As I mentioned, we had this working previously and have not changed any of the IAM roles or permissions. The IAM config looks like this (the recommended settings from the horse's mouth):
{
"Statement": [
{
"Action": [
"s3:ListBucket",
"s3:GetBucketLocation",
"s3:ListBucketMultipartUploads",
"s3:ListBucketVersions"
],
"Effect": "Allow",
"Resource": [
"arn:aws:s3:::ourbucketname"
]
},
{
"Action": [
"s3:GetObject",
"s3:PutObject",
"s3:DeleteObject",
"s3:AbortMultipartUpload",
"s3:ListMultipartUploadParts"
],
"Effect": "Allow",
"Resource": [
"arn:aws:s3:::ourbucketname/*"
]
}
],
"Version": "2012-10-17"
}
We can list, put and get objects using the AWS CLI from every one of the nodes in our cluster (confirming that the IAM role is working, and we double-checked that there is no .aws directory confounding things here).
Two things have changed:
(1) AWS now requires v4 encryption to be enabled for S3 access.
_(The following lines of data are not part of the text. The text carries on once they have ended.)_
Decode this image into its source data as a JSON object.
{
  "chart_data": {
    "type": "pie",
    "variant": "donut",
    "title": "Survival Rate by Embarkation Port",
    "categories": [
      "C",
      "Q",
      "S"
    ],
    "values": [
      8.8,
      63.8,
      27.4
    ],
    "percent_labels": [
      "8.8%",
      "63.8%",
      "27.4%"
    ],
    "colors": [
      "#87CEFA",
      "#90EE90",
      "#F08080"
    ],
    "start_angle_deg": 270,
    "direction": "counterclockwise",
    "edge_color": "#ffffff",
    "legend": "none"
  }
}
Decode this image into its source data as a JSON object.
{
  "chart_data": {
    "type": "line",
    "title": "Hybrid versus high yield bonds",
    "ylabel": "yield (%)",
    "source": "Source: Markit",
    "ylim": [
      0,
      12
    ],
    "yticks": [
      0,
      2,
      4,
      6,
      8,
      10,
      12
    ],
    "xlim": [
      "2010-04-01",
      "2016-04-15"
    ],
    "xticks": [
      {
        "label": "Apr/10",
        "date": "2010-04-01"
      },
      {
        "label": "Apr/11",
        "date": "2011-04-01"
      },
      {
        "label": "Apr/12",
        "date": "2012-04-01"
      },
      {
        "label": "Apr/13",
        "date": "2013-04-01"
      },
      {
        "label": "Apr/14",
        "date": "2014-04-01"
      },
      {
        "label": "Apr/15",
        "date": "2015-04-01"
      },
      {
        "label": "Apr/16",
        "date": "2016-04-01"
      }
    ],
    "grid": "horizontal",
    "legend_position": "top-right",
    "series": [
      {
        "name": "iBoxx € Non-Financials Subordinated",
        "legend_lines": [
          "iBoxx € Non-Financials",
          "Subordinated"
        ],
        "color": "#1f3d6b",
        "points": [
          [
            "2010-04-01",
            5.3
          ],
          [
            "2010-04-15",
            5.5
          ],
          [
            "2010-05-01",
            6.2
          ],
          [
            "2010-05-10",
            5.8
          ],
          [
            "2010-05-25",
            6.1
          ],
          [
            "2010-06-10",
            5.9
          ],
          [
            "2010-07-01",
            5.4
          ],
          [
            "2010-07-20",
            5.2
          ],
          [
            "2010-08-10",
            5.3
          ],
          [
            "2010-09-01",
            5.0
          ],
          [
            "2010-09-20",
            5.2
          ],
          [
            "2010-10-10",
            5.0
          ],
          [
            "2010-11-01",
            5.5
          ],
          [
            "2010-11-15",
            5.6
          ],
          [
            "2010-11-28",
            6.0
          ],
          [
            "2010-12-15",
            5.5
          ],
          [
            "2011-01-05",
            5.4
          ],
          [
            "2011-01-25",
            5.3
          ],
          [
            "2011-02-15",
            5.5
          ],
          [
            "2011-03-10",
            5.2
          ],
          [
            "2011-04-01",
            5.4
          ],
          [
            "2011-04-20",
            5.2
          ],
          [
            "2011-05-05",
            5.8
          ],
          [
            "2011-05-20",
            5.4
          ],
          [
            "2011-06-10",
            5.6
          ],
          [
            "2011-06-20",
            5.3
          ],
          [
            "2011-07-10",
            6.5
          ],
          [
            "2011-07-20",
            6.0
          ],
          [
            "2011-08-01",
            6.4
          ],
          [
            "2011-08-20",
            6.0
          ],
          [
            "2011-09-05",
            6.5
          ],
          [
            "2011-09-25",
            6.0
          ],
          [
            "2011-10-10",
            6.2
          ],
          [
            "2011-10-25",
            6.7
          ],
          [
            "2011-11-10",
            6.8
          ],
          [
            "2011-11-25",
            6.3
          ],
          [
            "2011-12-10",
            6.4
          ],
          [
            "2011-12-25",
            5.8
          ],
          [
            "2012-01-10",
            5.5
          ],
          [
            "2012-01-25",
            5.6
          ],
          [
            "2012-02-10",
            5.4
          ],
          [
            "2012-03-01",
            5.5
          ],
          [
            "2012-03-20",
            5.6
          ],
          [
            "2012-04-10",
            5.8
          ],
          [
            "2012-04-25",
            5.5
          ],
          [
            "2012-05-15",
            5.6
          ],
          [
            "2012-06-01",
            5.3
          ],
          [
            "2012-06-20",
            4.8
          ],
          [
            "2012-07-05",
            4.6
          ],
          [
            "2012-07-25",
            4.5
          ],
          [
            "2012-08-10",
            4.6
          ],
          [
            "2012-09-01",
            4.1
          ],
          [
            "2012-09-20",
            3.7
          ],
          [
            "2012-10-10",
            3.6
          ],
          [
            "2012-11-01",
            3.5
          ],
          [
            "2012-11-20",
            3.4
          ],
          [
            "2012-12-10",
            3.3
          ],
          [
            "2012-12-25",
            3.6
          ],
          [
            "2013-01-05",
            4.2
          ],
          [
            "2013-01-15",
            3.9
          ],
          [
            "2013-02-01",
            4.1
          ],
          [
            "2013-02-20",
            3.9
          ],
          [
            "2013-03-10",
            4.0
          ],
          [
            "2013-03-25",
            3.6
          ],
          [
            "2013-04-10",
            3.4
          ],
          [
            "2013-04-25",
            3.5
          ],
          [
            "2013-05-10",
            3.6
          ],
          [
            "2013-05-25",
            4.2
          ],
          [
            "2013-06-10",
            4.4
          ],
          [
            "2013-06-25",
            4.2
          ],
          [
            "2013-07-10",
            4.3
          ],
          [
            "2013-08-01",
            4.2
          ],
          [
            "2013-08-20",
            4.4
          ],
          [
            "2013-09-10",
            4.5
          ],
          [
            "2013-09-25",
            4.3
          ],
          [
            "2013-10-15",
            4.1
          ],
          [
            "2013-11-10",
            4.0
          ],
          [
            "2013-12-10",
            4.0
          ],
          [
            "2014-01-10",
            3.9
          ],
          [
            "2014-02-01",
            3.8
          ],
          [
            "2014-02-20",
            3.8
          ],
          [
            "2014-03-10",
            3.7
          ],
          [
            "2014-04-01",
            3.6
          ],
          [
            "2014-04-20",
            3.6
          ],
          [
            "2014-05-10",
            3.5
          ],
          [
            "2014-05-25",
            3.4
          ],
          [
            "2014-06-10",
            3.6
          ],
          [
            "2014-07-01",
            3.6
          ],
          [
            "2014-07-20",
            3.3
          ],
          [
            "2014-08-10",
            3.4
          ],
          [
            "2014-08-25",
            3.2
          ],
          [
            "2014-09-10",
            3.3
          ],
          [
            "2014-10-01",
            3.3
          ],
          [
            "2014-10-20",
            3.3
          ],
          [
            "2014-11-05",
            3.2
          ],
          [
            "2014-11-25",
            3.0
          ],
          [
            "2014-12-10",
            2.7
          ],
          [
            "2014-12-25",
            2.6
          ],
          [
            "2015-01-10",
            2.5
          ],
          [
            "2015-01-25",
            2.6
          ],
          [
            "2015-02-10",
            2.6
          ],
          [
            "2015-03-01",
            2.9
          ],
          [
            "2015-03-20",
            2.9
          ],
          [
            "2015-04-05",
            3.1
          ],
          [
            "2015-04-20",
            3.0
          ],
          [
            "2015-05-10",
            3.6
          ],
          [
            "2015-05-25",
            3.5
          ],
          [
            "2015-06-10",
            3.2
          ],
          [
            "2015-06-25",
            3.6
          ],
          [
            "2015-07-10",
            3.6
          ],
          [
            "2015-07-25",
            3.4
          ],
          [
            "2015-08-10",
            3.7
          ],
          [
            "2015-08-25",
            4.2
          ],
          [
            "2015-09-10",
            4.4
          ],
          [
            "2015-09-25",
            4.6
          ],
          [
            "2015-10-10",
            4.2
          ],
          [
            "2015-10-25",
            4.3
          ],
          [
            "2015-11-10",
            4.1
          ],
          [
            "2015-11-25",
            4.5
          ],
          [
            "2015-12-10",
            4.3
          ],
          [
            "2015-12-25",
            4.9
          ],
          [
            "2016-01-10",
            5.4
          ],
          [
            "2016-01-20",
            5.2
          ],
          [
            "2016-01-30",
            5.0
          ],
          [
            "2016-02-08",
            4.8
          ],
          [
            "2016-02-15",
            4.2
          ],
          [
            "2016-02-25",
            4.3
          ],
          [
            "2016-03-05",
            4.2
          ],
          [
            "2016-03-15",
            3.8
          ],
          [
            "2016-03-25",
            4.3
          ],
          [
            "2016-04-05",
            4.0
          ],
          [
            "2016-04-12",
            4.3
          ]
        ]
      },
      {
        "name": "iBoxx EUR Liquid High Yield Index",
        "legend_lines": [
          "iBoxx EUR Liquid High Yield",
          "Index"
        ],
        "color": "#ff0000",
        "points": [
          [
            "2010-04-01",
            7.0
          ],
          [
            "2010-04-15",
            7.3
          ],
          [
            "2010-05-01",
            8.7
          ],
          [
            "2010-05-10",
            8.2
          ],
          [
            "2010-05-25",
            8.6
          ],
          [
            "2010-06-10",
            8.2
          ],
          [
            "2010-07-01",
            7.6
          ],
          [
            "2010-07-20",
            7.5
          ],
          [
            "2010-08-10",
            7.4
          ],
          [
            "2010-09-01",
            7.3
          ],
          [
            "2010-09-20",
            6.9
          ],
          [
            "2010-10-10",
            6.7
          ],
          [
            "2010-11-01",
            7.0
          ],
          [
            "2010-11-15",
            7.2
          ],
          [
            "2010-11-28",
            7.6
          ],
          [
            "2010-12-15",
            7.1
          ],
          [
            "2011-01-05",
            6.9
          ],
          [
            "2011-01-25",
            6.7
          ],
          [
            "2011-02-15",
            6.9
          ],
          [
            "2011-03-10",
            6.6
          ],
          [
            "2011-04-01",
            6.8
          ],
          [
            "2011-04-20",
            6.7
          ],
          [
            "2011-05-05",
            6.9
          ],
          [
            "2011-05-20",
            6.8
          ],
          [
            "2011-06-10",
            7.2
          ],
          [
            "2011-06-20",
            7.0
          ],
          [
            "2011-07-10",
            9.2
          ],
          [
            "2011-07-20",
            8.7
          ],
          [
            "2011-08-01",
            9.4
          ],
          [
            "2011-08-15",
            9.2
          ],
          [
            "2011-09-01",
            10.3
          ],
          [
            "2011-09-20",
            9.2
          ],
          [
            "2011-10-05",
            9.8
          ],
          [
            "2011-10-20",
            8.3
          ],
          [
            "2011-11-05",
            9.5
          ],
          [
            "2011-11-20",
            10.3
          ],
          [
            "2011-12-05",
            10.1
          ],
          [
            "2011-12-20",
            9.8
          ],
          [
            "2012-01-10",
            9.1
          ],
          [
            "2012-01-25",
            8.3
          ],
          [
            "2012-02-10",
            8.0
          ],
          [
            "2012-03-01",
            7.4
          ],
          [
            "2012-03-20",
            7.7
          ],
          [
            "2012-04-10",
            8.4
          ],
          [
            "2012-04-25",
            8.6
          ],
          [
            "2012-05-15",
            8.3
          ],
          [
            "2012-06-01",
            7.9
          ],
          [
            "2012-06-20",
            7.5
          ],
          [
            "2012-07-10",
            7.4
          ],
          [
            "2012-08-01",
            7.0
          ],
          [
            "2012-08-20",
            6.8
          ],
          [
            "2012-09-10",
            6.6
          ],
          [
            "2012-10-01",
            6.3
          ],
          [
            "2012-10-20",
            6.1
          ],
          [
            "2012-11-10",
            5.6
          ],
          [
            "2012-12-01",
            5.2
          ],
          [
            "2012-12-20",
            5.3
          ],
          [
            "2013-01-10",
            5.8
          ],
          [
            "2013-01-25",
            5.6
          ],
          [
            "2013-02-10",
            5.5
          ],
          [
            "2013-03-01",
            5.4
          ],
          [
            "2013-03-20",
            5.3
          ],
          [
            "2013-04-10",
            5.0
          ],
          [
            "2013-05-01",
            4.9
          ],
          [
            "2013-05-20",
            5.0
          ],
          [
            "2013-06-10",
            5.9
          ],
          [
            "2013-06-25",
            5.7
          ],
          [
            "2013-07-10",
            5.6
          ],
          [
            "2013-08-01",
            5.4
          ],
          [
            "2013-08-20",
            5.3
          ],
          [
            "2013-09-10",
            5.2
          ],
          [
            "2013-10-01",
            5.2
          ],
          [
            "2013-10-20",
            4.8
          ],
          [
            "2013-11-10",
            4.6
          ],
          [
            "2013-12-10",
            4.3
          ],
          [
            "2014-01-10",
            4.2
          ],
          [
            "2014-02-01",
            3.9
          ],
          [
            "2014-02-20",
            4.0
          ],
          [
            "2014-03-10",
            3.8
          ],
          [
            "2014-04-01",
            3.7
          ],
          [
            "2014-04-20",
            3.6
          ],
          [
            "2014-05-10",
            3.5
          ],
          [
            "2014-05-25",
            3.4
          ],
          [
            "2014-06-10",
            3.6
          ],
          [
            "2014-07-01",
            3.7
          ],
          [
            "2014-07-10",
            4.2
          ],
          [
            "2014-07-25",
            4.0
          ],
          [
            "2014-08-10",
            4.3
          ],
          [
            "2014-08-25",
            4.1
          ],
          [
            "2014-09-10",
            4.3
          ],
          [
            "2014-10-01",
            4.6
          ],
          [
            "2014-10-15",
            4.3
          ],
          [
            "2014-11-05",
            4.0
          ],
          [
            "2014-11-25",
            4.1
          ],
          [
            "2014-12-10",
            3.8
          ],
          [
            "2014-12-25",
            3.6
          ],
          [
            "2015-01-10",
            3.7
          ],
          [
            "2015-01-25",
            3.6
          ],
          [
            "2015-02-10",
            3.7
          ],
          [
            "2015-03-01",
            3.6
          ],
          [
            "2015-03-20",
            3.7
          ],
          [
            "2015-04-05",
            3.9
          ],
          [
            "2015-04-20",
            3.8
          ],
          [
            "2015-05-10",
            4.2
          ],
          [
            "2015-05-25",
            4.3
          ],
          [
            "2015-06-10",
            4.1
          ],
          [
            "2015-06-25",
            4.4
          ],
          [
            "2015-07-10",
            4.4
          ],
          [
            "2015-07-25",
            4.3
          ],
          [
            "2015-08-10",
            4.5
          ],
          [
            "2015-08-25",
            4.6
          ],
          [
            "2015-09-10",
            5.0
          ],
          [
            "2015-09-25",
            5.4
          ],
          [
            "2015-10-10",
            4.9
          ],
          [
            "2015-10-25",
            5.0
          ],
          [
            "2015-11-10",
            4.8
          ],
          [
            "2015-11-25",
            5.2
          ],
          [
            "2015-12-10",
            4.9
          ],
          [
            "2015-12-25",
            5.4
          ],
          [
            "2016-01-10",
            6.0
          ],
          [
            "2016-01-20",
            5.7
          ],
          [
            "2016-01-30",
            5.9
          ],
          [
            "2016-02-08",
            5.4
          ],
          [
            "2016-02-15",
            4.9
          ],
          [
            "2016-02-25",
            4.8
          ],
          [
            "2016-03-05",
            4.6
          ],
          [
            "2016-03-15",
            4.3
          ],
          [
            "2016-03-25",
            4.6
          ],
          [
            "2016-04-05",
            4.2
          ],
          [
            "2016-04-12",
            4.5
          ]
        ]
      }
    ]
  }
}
Not sure when AWS started enforcing upgrades to the encryption protocols, however.
This required doing the following (as per this link https://docs.aws.amazon.com/AmazonS3/latest/dev/UsingAWSSDK.html):
aws configure set s3.signature_version s3v4
ES_JAVA_OPTS=-Dcom.amazonaws.services.s3.enableV4
[The latter was added to the JVM options in the Docker settings -- after the Xms/x values.]
And (2) we up-sized the EC2 instances (doing a rolling restart). The snapshotting failures began, however, before we did this.
We even created a fresh new bucket with identical IAM access permissions (by placing it in that IAM policy above). This had no effect. Turning server-side default encryption on and off (and to different values) had no effect.
We have not changed the version of the repository-s3 plug-in, as it is baked into the Docker image.
We have a dev/QA clone of this cluster backing up to a distinct bucket, using the identical IAM policy (this bucket is in fact mentioned in the self-same IAM policy -- I just left it out for brevity). There have been no issues with these snapshotting runs.
We are at our wits' end. Please advise.